There’s an interesting element to artwork that has repetitive elements. The effect on the actual artist is more of a meditation, putting order on a canvas that has so many possibilities in terms of colour and shape. A process of cleansing that’s sure to give a sense of balance to one’s mind.
The problem may come in translation. As the viewer stands away from the pieces, is there still a meditation? Of course, order can be seen even from afar. But does the overall concept carry over and what is the artist sharing with the world?
But aesthetic is more subjective and spiritual than anything. It’s not clear why something works. It just does. And that’s a component difficult to explain to anyone not creative in mind. Why do the paintings of Mark Rothko or Agnes Martin, even prints by Sol LeWitt, endure today? There’s a visual sense of aesthetic beauty that can’t be explained easily.
So when I saw these paintings and prints by California-based Serena Mitnik-Miller I had similar feelings.
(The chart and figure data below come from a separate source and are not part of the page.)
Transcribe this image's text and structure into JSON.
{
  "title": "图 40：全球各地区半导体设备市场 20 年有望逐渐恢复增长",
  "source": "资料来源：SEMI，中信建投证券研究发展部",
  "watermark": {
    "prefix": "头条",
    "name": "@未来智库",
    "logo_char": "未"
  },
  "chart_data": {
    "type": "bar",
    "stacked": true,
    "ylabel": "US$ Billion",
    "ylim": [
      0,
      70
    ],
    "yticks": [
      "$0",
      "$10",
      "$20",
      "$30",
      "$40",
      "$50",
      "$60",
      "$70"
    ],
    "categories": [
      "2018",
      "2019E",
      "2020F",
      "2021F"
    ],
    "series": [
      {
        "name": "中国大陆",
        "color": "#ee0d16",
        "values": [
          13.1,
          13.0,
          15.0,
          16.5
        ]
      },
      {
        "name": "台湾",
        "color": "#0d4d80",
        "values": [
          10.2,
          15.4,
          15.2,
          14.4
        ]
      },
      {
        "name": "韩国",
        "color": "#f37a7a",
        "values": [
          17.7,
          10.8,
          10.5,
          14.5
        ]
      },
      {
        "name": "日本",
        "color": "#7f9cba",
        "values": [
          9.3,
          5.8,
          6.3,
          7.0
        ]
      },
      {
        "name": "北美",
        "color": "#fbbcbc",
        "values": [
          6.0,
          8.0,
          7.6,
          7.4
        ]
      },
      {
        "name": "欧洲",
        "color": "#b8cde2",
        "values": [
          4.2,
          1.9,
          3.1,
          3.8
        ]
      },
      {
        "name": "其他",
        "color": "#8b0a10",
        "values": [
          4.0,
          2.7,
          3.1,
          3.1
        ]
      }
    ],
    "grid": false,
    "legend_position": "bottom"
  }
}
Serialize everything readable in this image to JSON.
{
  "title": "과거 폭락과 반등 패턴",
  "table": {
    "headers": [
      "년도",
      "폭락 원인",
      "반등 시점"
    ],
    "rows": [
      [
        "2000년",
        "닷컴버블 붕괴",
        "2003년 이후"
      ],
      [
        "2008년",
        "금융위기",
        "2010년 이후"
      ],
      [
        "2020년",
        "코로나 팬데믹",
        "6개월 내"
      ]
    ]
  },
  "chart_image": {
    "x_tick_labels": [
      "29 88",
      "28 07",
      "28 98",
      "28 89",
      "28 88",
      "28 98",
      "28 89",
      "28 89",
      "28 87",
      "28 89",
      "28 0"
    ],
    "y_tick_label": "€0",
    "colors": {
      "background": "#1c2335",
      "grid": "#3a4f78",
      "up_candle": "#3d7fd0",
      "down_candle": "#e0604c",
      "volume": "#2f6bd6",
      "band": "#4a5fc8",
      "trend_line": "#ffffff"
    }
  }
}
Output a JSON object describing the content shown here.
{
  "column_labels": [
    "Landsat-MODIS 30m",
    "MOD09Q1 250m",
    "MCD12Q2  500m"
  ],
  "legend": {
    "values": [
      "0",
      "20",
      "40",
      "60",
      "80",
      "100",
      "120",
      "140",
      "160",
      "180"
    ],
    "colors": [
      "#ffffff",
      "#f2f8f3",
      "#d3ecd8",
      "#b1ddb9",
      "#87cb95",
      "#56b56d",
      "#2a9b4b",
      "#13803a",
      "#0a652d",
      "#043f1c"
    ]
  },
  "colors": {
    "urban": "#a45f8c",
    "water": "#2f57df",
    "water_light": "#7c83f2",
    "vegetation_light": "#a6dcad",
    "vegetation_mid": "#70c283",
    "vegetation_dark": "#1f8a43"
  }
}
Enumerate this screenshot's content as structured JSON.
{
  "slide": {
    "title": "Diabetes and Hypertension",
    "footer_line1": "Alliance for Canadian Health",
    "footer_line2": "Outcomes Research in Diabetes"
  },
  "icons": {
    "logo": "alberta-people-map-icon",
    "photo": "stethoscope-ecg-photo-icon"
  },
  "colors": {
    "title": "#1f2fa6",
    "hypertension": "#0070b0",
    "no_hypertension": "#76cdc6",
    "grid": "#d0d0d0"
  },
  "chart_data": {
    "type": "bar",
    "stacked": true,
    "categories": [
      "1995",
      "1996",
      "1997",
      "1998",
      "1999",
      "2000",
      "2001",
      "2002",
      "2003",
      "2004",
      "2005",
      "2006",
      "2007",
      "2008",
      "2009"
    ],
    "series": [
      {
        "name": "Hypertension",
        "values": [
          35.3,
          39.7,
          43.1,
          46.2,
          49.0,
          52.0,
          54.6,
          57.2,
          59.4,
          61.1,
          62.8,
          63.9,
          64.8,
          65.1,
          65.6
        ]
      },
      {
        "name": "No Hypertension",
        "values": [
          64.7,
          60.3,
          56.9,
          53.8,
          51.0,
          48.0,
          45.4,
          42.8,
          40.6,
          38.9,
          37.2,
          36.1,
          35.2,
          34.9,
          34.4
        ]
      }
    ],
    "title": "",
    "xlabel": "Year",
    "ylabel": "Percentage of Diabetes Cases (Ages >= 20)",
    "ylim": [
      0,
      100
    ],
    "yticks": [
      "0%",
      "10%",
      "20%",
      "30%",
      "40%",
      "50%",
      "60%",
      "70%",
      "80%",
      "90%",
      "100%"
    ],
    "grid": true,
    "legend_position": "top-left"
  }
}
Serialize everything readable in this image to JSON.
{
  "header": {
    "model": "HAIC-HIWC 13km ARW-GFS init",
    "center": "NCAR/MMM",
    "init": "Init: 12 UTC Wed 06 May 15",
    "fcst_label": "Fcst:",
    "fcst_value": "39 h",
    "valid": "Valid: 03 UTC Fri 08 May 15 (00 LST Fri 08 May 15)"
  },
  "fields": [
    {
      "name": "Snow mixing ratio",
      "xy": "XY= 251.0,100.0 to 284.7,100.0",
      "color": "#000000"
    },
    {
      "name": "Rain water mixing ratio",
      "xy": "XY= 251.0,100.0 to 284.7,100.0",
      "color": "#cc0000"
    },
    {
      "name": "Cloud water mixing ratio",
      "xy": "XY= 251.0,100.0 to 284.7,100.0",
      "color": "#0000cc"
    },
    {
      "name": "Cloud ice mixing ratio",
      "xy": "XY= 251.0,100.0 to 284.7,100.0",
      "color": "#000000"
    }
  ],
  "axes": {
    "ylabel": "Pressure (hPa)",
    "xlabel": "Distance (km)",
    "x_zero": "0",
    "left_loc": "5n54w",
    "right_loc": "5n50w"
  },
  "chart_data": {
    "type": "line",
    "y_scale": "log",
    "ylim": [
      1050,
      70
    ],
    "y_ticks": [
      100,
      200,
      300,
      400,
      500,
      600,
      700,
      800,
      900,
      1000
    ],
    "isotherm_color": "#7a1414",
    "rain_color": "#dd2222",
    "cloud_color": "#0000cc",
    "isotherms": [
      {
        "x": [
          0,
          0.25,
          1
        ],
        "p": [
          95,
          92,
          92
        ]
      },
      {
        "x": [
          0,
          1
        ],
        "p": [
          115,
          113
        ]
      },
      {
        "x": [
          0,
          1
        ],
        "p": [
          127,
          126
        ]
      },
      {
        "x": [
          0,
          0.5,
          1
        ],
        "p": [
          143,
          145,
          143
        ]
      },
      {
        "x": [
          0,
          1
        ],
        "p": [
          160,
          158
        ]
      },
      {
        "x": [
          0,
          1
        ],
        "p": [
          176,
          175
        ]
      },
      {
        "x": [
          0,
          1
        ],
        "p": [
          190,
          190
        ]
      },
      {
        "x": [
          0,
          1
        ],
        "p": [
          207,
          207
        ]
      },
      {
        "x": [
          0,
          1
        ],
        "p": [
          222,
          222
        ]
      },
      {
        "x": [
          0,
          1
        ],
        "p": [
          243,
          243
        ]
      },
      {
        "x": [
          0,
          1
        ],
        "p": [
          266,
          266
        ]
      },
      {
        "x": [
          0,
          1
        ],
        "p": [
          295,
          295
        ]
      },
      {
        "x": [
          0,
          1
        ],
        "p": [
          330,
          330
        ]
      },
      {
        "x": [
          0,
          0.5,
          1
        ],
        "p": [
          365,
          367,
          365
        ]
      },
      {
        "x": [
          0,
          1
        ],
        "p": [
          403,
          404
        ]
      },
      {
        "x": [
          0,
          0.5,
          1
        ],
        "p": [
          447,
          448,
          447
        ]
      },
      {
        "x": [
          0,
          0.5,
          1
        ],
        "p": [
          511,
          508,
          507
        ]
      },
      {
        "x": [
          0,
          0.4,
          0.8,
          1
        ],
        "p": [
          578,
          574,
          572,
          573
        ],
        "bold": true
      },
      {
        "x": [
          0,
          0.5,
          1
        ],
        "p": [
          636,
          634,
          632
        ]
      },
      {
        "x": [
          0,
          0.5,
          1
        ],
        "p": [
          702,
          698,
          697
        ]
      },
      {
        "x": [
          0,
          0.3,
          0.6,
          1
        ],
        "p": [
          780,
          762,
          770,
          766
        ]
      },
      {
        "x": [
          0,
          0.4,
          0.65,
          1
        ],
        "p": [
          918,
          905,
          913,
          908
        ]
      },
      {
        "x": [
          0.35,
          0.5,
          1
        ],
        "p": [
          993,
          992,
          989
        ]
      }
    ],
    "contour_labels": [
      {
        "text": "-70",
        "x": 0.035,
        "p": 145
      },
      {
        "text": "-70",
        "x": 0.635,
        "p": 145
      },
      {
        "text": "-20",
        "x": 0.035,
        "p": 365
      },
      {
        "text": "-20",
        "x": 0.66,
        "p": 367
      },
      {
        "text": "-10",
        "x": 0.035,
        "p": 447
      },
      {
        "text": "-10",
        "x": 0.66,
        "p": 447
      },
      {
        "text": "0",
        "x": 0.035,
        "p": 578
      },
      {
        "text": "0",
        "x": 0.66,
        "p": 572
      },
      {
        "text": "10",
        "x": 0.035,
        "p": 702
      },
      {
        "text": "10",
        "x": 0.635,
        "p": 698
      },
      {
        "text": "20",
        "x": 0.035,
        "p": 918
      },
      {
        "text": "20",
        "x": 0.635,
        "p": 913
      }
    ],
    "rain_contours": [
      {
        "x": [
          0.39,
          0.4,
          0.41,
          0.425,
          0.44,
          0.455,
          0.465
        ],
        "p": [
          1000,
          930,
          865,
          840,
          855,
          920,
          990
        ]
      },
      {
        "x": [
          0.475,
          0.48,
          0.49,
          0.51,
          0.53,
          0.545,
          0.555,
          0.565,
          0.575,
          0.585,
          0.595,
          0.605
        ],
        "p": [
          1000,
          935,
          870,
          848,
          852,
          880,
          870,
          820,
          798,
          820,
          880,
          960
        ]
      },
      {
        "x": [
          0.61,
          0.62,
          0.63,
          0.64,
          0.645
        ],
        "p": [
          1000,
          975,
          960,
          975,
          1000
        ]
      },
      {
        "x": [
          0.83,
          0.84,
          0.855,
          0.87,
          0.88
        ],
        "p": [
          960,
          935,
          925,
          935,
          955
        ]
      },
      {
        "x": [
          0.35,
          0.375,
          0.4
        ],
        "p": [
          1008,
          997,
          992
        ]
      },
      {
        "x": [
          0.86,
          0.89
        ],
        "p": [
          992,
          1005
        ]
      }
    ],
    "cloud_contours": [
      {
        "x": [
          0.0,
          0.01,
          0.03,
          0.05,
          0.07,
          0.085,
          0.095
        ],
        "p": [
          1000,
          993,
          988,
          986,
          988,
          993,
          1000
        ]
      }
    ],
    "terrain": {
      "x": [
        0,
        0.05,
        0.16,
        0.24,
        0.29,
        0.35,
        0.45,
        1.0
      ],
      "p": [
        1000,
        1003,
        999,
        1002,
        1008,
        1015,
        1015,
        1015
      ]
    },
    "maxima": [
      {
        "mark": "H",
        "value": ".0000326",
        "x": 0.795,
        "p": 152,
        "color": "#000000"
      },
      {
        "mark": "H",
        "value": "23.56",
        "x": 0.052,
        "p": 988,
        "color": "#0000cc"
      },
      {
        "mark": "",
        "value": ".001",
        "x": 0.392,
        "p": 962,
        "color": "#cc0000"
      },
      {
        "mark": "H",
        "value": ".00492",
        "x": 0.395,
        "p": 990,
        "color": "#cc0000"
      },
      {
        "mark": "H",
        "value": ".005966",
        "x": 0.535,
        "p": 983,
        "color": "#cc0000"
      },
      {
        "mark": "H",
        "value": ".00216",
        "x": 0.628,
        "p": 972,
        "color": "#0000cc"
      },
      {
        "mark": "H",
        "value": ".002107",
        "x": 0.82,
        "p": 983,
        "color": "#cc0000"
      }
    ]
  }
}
Scrolling through her portfolio it’s easy to see the different patterns that she has built upon, exploring multiple variations of the same shape and line to see what’s most aesthetically pleasing on the eye.
It’s this action of reduction that is so satisfying to see. Using watercolour on paper, the compositions are interconnecting and I definitely felt something natural radiating from them. Maybe even Aztect or primal. So it makes sense her work are impressions taken from the natural environment and often become symbolic permanent points of reference that Serena works from.
As I consider these works by Serena Mitnik-Miller, it struck me that the work doesn’t have to be for others. The work is for ourselves. We have to move from a genuine point of inspiration and expression, and in turn if that inspires others, so be it.